Per i lavori di edilizia industriale, l’ordinanza 57 pone il requisito dell’attestato SOA per importi superiori ai 500.000 euro, escludendo dal computo gli elementi prefabbricati, mentre la precedente ordinanza 51, riguardante i danni alle abitazioni, ha fissato la soglia a 258.000 euro.
Tali requisiti, sanciti dalle ordinanze commissariali dell’Emilia, vanno in deroga al regime ordinario dei lavori privati “sovvenzionati” (vale a dire finanziati per almeno il 51% con risorse pubbliche) previsto dal Codice dei Contratti Pubblici, che impone l’attestazione SOA e le formalità dell’appalto pubblico per lavori superiori a 1 milione di euro.

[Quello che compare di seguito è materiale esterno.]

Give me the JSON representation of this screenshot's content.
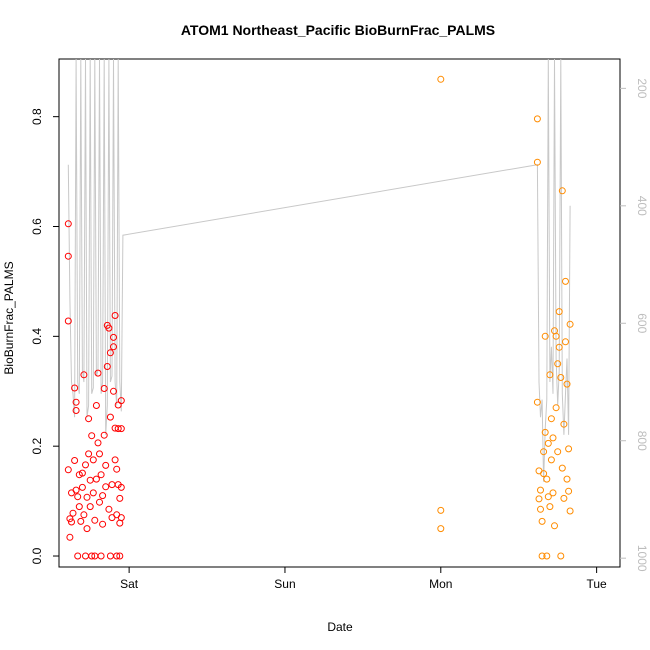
{
  "chart_data": {
    "type": "scatter",
    "title": "ATOM1 Northeast_Pacific BioBurnFrac_PALMS",
    "xlabel": "Date",
    "ylabel": "BioBurnFrac_PALMS",
    "x_axis": {
      "kind": "days",
      "ticks": [
        {
          "value": 1.0,
          "label": "Sat"
        },
        {
          "value": 2.0,
          "label": "Sun"
        },
        {
          "value": 3.0,
          "label": "Mon"
        },
        {
          "value": 4.0,
          "label": "Tue"
        }
      ],
      "xlim": [
        0.55,
        4.15
      ]
    },
    "y_axis": {
      "ticks": [
        0.0,
        0.2,
        0.4,
        0.6,
        0.8
      ],
      "tick_labels": [
        "0.0",
        "0.2",
        "0.4",
        "0.6",
        "0.8"
      ],
      "ylim": [
        -0.02,
        0.905
      ]
    },
    "y2_axis": {
      "ticks": [
        200,
        400,
        600,
        800,
        1000
      ],
      "tick_labels": [
        "200",
        "400",
        "600",
        "800",
        "1000"
      ],
      "ylim": [
        1015,
        150
      ],
      "color": "#bdbdbd"
    },
    "colors": {
      "series1": "#ff0000",
      "series2": "#ff8c00",
      "pressure_line": "#c8c8c8",
      "frame": "#000000"
    },
    "series": [
      {
        "marker": "open-circle",
        "color": "#ff0000",
        "points": [
          [
            0.61,
            0.605
          ],
          [
            0.61,
            0.546
          ],
          [
            0.61,
            0.428
          ],
          [
            0.61,
            0.157
          ],
          [
            0.62,
            0.068
          ],
          [
            0.62,
            0.034
          ],
          [
            0.63,
            0.062
          ],
          [
            0.63,
            0.115
          ],
          [
            0.64,
            0.078
          ],
          [
            0.65,
            0.174
          ],
          [
            0.65,
            0.306
          ],
          [
            0.66,
            0.28
          ],
          [
            0.66,
            0.265
          ],
          [
            0.66,
            0.12
          ],
          [
            0.67,
            0.108
          ],
          [
            0.67,
            0.0
          ],
          [
            0.68,
            0.148
          ],
          [
            0.68,
            0.09
          ],
          [
            0.69,
            0.063
          ],
          [
            0.7,
            0.151
          ],
          [
            0.7,
            0.125
          ],
          [
            0.71,
            0.33
          ],
          [
            0.71,
            0.075
          ],
          [
            0.72,
            0.166
          ],
          [
            0.72,
            0.0
          ],
          [
            0.73,
            0.107
          ],
          [
            0.73,
            0.05
          ],
          [
            0.74,
            0.25
          ],
          [
            0.74,
            0.186
          ],
          [
            0.75,
            0.138
          ],
          [
            0.75,
            0.09
          ],
          [
            0.76,
            0.0
          ],
          [
            0.76,
            0.219
          ],
          [
            0.77,
            0.175
          ],
          [
            0.77,
            0.115
          ],
          [
            0.78,
            0.065
          ],
          [
            0.78,
            0.0
          ],
          [
            0.79,
            0.274
          ],
          [
            0.79,
            0.14
          ],
          [
            0.8,
            0.333
          ],
          [
            0.8,
            0.206
          ],
          [
            0.81,
            0.186
          ],
          [
            0.81,
            0.098
          ],
          [
            0.82,
            0.0
          ],
          [
            0.82,
            0.148
          ],
          [
            0.83,
            0.11
          ],
          [
            0.83,
            0.058
          ],
          [
            0.84,
            0.305
          ],
          [
            0.84,
            0.22
          ],
          [
            0.85,
            0.165
          ],
          [
            0.85,
            0.126
          ],
          [
            0.86,
            0.42
          ],
          [
            0.86,
            0.345
          ],
          [
            0.87,
            0.415
          ],
          [
            0.87,
            0.085
          ],
          [
            0.88,
            0.0
          ],
          [
            0.88,
            0.37
          ],
          [
            0.88,
            0.253
          ],
          [
            0.89,
            0.13
          ],
          [
            0.89,
            0.07
          ],
          [
            0.9,
            0.398
          ],
          [
            0.9,
            0.381
          ],
          [
            0.9,
            0.3
          ],
          [
            0.91,
            0.438
          ],
          [
            0.91,
            0.233
          ],
          [
            0.91,
            0.175
          ],
          [
            0.92,
            0.0
          ],
          [
            0.92,
            0.158
          ],
          [
            0.92,
            0.075
          ],
          [
            0.93,
            0.275
          ],
          [
            0.93,
            0.232
          ],
          [
            0.93,
            0.13
          ],
          [
            0.94,
            0.0
          ],
          [
            0.94,
            0.105
          ],
          [
            0.94,
            0.06
          ],
          [
            0.95,
            0.283
          ],
          [
            0.95,
            0.232
          ],
          [
            0.95,
            0.125
          ],
          [
            0.95,
            0.07
          ]
        ]
      },
      {
        "marker": "open-circle",
        "color": "#ff8c00",
        "points": [
          [
            3.0,
            0.868
          ],
          [
            3.0,
            0.083
          ],
          [
            3.0,
            0.05
          ],
          [
            3.62,
            0.796
          ],
          [
            3.62,
            0.717
          ],
          [
            3.62,
            0.28
          ],
          [
            3.63,
            0.155
          ],
          [
            3.63,
            0.104
          ],
          [
            3.64,
            0.085
          ],
          [
            3.64,
            0.12
          ],
          [
            3.65,
            0.0
          ],
          [
            3.65,
            0.063
          ],
          [
            3.66,
            0.19
          ],
          [
            3.66,
            0.15
          ],
          [
            3.67,
            0.225
          ],
          [
            3.67,
            0.4
          ],
          [
            3.68,
            0.0
          ],
          [
            3.68,
            0.14
          ],
          [
            3.69,
            0.205
          ],
          [
            3.69,
            0.108
          ],
          [
            3.7,
            0.33
          ],
          [
            3.7,
            0.09
          ],
          [
            3.71,
            0.25
          ],
          [
            3.71,
            0.175
          ],
          [
            3.72,
            0.215
          ],
          [
            3.72,
            0.115
          ],
          [
            3.73,
            0.41
          ],
          [
            3.73,
            0.055
          ],
          [
            3.74,
            0.4
          ],
          [
            3.74,
            0.27
          ],
          [
            3.75,
            0.35
          ],
          [
            3.75,
            0.19
          ],
          [
            3.76,
            0.445
          ],
          [
            3.76,
            0.38
          ],
          [
            3.77,
            0.325
          ],
          [
            3.77,
            0.0
          ],
          [
            3.78,
            0.665
          ],
          [
            3.78,
            0.16
          ],
          [
            3.79,
            0.24
          ],
          [
            3.79,
            0.105
          ],
          [
            3.8,
            0.5
          ],
          [
            3.8,
            0.39
          ],
          [
            3.81,
            0.313
          ],
          [
            3.81,
            0.14
          ],
          [
            3.82,
            0.195
          ],
          [
            3.82,
            0.118
          ],
          [
            3.83,
            0.422
          ],
          [
            3.83,
            0.082
          ]
        ]
      },
      {
        "name": "",
        "marker": "line",
        "color": "#c8c8c8",
        "axis": "right",
        "points": [
          [
            0.61,
            330
          ],
          [
            0.62,
            560
          ],
          [
            0.63,
            700
          ],
          [
            0.64,
            720
          ],
          [
            0.65,
            760
          ],
          [
            0.66,
            150
          ],
          [
            0.67,
            700
          ],
          [
            0.68,
            720
          ],
          [
            0.69,
            150
          ],
          [
            0.7,
            680
          ],
          [
            0.71,
            700
          ],
          [
            0.72,
            150
          ],
          [
            0.73,
            760
          ],
          [
            0.74,
            740
          ],
          [
            0.75,
            150
          ],
          [
            0.76,
            720
          ],
          [
            0.77,
            710
          ],
          [
            0.78,
            150
          ],
          [
            0.79,
            690
          ],
          [
            0.8,
            680
          ],
          [
            0.81,
            150
          ],
          [
            0.82,
            720
          ],
          [
            0.83,
            700
          ],
          [
            0.84,
            150
          ],
          [
            0.85,
            790
          ],
          [
            0.86,
            740
          ],
          [
            0.87,
            150
          ],
          [
            0.88,
            700
          ],
          [
            0.89,
            690
          ],
          [
            0.9,
            150
          ],
          [
            0.91,
            700
          ],
          [
            0.92,
            740
          ],
          [
            0.93,
            150
          ],
          [
            0.94,
            700
          ],
          [
            0.95,
            750
          ],
          [
            0.96,
            450
          ],
          [
            3.62,
            330
          ],
          [
            3.63,
            700
          ],
          [
            3.64,
            760
          ],
          [
            3.65,
            730
          ],
          [
            3.66,
            870
          ],
          [
            3.67,
            780
          ],
          [
            3.68,
            730
          ],
          [
            3.69,
            150
          ],
          [
            3.7,
            700
          ],
          [
            3.71,
            640
          ],
          [
            3.72,
            720
          ],
          [
            3.73,
            150
          ],
          [
            3.74,
            660
          ],
          [
            3.75,
            740
          ],
          [
            3.76,
            680
          ],
          [
            3.77,
            150
          ],
          [
            3.78,
            720
          ],
          [
            3.79,
            790
          ],
          [
            3.8,
            720
          ],
          [
            3.81,
            660
          ],
          [
            3.82,
            790
          ],
          [
            3.83,
            400
          ]
        ]
      }
    ],
    "grid": false,
    "legend": "none"
  }
}
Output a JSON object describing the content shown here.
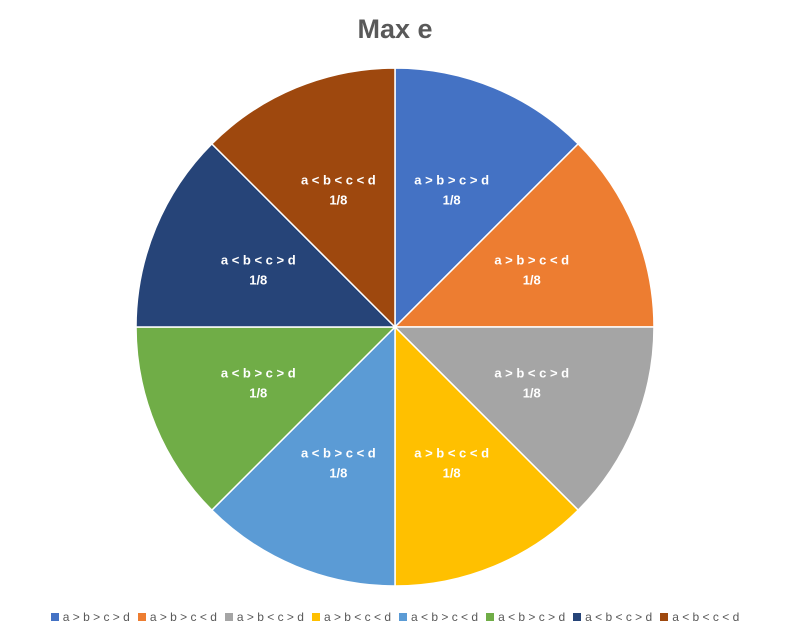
{
  "chart_data": {
    "type": "pie",
    "title": "Max e",
    "legend_position": "bottom",
    "slices": [
      {
        "label": "a > b > c > d",
        "value": 0.125,
        "data_label": "1/8",
        "color": "#4472C4"
      },
      {
        "label": "a > b > c < d",
        "value": 0.125,
        "data_label": "1/8",
        "color": "#ED7D31"
      },
      {
        "label": "a > b < c > d",
        "value": 0.125,
        "data_label": "1/8",
        "color": "#A5A5A5"
      },
      {
        "label": "a > b < c < d",
        "value": 0.125,
        "data_label": "1/8",
        "color": "#FFC000"
      },
      {
        "label": "a < b > c < d",
        "value": 0.125,
        "data_label": "1/8",
        "color": "#5B9BD5"
      },
      {
        "label": "a < b > c > d",
        "value": 0.125,
        "data_label": "1/8",
        "color": "#70AD47"
      },
      {
        "label": "a < b < c > d",
        "value": 0.125,
        "data_label": "1/8",
        "color": "#264478"
      },
      {
        "label": "a < b < c < d",
        "value": 0.125,
        "data_label": "1/8",
        "color": "#9E480E"
      }
    ]
  }
}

Va osservato comunque che la deroga in questione viene ammessa dall’art. 11 del decreto legge 174 del 10 ottobre scorso, ultimo provvedimento, in ordine temporale, di derivazione statale che si occupa del sisma del maggio 2012.
Lo stesso decreto legge 174 ha introdotto l’obbligatorietà di richiedere quantomeno l’iscrizione nelle white list per le imprese che operano, anche in qualità di subcontraenti, nei settori considerati maggiormente a rischio di infiltrazioni mafiose.
I nostri uffici rimangono a disposizione per fornire ulteriori chiarimenti e la relativa documentazione.
Con la prossima ordinanza, data per imminente, la Regione Lombardia dovrebbe disciplinare le modalità e i criteri per l’assegnazione dei contributi ai cittadini con l’abitazione inagibile.
In ogni caso le ordinanze commissariali lombarde dovranno adeguarsi ai contenuti del Protocollo d’Intesa del 4 ottobre tra il Ministro delle Finanze e i Presidenti delle Regioni Emilia, Veneto e Lombardia, recepiti, peraltro dal decreto legge 174 per quanto riguarda le disposizioni di attuazione del credito d’imposta e i finanziamenti agevolati per la ricostruzione previsti dall’art. 3 bis comma 5 del decreto legge 95, disposizione quest’ultima con cui sono state mobilitate, per il sisma, le risorse quantitativamente più rilevanti (6 miliardi di euro).